Standing roadside in the middle of Yukon with a flat motorcycle tire is an invitation to discover an entire vocabulary of epithets, then run off into the weeds to kick something not quick‐witted enough to get out of the way; however, John instead got out his repair kit, talked nicely to the tire for a while, dosed it with the portable air compressor (we had two of them between us), and an hour later we were back underway. That repaired tire lasted another several hundred miles without further ado.
And then we were in Alaska. Three hundred yards before the U.S. Customs station, the road surface changed to fresh, unblemished, butter‐smooth asphalt, and it remained that way for a fair distance into the state.
We had grocery store sandwiches for lunch in Tetlin under a warm, sunny sky. Somewhere outside Slana we rode into a downpour — just drenching rain. On top of which it was a thunderstorm, and I was not carrying a Farraday cage with me: motorcycles and lightning are not a good combination, and it was a nerve‐wracking episode. Within 20 minutes, we were back into the sunshine and mid‐70s and had dried out in no time.
We had spent some time after reaching Alaska on the Sena talking about pushing into Anchorage in order to be able to add Homer to the trip the following day. Anchorage was about 180 miles beyond our programmed camp spot for the night, which was Dry Creek, and detouring into Homer meant we had to find budget in the schedule to get there. We spent about 20 minutes pulled up in the campground at Dry Creek, where I dithered about saddling back up for another 180 miles and decided to push on. It may have been the mosquitoes that were stabbing me as I stood there that encouraged me; in fact, I took one of them inside my helmet with me to Anchorage. It ate well before it died.
We were not very far down the road when we ran into another thunderstorm, and we were in it or on its periphery for quite a few miles. The weather cleared for good around Tehneta Pass on Glenn Highway, and the scenery commenced: breathtaking around each corner all the way to Anchorage.

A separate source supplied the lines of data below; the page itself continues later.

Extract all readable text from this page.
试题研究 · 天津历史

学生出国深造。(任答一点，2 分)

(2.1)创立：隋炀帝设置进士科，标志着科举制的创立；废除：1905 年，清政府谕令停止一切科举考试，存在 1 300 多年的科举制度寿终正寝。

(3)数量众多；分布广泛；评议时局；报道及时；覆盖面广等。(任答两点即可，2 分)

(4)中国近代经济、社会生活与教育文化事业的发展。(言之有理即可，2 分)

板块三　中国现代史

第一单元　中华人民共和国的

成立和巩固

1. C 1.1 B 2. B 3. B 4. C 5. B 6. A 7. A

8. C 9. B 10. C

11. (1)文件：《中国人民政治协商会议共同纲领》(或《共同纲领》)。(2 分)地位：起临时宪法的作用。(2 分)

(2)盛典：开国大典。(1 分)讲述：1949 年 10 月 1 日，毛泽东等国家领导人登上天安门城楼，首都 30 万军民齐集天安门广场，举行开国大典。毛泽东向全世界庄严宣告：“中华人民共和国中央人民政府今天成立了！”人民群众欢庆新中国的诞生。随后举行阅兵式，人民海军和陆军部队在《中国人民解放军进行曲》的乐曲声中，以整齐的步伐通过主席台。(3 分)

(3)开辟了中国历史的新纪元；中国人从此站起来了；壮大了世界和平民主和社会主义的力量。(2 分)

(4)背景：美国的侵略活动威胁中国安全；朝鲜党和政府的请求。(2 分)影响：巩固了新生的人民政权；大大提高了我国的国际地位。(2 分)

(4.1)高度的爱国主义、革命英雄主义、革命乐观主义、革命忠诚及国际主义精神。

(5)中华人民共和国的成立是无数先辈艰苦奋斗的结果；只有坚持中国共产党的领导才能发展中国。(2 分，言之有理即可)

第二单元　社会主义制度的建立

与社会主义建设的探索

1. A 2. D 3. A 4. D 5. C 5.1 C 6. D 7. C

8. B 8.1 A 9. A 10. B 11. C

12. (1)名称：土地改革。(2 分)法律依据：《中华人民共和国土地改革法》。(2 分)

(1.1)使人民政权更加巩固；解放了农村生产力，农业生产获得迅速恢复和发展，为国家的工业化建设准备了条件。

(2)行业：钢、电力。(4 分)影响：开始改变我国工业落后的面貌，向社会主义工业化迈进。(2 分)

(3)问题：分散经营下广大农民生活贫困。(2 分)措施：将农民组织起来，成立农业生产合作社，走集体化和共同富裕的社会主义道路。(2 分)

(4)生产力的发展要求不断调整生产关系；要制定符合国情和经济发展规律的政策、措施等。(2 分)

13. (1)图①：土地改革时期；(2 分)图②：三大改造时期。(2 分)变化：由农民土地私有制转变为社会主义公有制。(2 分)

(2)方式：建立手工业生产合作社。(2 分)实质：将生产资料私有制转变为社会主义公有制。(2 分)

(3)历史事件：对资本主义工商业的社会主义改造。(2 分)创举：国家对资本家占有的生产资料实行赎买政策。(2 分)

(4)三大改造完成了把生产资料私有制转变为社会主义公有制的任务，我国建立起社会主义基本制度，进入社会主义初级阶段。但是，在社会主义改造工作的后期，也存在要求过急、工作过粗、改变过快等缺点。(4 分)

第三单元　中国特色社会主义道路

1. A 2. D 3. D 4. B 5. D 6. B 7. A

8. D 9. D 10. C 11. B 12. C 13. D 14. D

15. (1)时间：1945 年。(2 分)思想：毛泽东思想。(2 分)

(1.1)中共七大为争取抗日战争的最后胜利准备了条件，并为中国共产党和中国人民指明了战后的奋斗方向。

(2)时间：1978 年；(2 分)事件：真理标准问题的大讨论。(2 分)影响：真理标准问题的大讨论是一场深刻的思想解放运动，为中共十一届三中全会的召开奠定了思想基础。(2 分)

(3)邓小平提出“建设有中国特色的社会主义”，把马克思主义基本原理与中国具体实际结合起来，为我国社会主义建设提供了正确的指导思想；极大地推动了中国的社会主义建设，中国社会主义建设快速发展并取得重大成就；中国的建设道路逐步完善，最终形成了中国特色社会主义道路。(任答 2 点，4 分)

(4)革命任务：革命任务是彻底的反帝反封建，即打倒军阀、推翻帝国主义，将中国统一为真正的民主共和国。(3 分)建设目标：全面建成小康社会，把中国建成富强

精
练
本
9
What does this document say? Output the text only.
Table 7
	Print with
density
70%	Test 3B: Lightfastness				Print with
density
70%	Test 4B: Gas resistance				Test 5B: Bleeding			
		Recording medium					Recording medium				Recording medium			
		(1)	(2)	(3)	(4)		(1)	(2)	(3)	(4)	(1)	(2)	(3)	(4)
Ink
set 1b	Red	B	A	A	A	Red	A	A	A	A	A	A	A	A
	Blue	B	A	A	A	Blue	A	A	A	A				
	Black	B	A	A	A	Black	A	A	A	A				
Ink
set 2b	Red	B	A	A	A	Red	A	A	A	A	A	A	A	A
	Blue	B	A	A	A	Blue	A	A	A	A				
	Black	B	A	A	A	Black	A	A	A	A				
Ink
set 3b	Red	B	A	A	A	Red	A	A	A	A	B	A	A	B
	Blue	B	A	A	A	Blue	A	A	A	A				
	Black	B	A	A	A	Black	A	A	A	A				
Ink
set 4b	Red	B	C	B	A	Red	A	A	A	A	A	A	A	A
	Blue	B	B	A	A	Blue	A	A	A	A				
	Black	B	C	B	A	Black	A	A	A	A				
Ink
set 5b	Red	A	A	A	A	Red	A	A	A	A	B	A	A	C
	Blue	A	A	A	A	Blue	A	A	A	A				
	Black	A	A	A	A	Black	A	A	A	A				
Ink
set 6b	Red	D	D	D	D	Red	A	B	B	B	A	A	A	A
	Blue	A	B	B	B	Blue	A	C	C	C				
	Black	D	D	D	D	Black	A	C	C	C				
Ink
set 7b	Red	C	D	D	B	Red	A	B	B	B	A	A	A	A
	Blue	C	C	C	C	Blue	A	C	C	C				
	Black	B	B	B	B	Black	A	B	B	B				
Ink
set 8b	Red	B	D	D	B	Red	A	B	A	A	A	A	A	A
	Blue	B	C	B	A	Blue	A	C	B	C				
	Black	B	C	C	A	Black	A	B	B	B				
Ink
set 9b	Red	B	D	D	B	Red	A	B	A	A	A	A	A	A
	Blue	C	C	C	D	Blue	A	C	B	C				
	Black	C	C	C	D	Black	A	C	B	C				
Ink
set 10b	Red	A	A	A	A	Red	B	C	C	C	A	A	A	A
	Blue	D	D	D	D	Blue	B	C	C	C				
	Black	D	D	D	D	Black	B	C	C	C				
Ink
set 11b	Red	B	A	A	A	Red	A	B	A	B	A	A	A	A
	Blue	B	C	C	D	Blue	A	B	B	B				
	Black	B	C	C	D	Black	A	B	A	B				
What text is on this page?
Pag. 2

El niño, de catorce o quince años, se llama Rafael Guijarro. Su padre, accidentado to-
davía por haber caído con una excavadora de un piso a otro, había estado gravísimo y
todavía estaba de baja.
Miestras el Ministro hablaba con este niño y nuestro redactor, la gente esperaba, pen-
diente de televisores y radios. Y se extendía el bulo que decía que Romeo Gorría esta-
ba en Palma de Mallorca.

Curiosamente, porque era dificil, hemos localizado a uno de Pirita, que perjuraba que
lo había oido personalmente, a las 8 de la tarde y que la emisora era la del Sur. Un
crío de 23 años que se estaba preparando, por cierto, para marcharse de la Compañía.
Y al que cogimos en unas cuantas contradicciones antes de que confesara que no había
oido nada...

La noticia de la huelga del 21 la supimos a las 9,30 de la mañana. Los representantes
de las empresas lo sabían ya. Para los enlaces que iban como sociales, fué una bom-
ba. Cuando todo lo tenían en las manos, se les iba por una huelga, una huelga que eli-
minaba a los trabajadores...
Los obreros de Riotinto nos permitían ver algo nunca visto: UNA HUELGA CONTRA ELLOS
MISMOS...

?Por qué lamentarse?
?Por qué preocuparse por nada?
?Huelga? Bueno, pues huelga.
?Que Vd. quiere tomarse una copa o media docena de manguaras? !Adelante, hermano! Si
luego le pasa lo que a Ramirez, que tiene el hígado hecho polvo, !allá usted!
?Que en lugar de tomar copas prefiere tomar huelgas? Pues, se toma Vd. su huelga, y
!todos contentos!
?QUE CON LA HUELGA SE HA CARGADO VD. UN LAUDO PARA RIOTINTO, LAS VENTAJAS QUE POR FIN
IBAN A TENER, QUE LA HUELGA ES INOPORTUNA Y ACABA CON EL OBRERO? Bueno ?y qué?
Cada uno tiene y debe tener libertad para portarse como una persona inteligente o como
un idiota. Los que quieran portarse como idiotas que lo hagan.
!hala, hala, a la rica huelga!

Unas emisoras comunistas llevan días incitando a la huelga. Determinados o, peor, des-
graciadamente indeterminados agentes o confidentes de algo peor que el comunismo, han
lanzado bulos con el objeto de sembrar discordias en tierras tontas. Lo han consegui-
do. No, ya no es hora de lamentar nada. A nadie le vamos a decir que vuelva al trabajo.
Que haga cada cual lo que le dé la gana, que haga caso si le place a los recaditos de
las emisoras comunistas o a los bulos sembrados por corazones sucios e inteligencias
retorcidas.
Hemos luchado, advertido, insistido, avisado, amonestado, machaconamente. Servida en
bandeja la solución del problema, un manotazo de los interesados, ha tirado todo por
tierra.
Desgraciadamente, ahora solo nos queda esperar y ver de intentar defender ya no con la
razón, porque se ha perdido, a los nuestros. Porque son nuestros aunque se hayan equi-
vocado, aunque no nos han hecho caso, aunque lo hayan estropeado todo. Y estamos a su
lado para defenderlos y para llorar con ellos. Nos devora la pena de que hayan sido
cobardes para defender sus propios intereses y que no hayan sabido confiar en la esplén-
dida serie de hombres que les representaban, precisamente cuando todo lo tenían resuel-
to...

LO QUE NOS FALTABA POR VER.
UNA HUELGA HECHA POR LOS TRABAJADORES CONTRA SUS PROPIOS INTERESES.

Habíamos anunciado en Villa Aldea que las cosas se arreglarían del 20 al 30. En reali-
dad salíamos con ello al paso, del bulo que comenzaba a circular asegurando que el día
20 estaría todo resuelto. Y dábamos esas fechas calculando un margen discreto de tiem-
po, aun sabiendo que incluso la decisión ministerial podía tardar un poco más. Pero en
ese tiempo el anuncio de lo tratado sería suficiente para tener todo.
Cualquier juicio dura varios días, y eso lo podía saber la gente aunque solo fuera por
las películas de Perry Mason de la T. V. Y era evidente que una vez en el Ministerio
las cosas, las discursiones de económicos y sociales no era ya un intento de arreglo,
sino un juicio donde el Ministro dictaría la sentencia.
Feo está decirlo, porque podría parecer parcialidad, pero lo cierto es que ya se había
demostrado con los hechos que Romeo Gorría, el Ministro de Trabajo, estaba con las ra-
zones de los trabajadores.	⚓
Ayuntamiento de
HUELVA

Despite the best efforts of the Garmin to find a restaurant in Anchorage that was not part of a chain, we finally surrendered at 10∶00 PM and settled into a booth at Denny’s. We had agreed to compensate ourselves for the impromptu extra time in the saddle by finding a hotel, and so 642 miles after we had rolled on the throttle at Pine Lake in Haines Junction, wrestled the bikes over the frost‐broken highway, fixed a flat tire, and clenched up through thunderstorms, Holiday Inn Express in Anchorage got our business for the night. What a day, indeed.
The ride onto the Kenai Peninsula the next day disclosed where all the Alaska postcard photos must be taken. Holy cow. Mountains erupt straight up out of the bays and inlets and surround the traveler.
We took our time getting to the turnoff to Homer, where we decided that we had asked enough of the repaired tire on the Triumph and not to tempt fate any further by disappearing into that stretch of the Peninsula; instead, we covered the last few miles into Seward and — with the exception of the brief backtrack the next day to Whittier to await the ferry — called it a trip.

One thing I failed to anticipate was how violently the camera’s mount would shake given the state of repair of the road, and so I had to discard a considerable amount of footage simply because of the effect of that shaking. I have been experimenting with changes to the mounting hardware to reduce the displacement of the camera as the suspension fights with the road surface.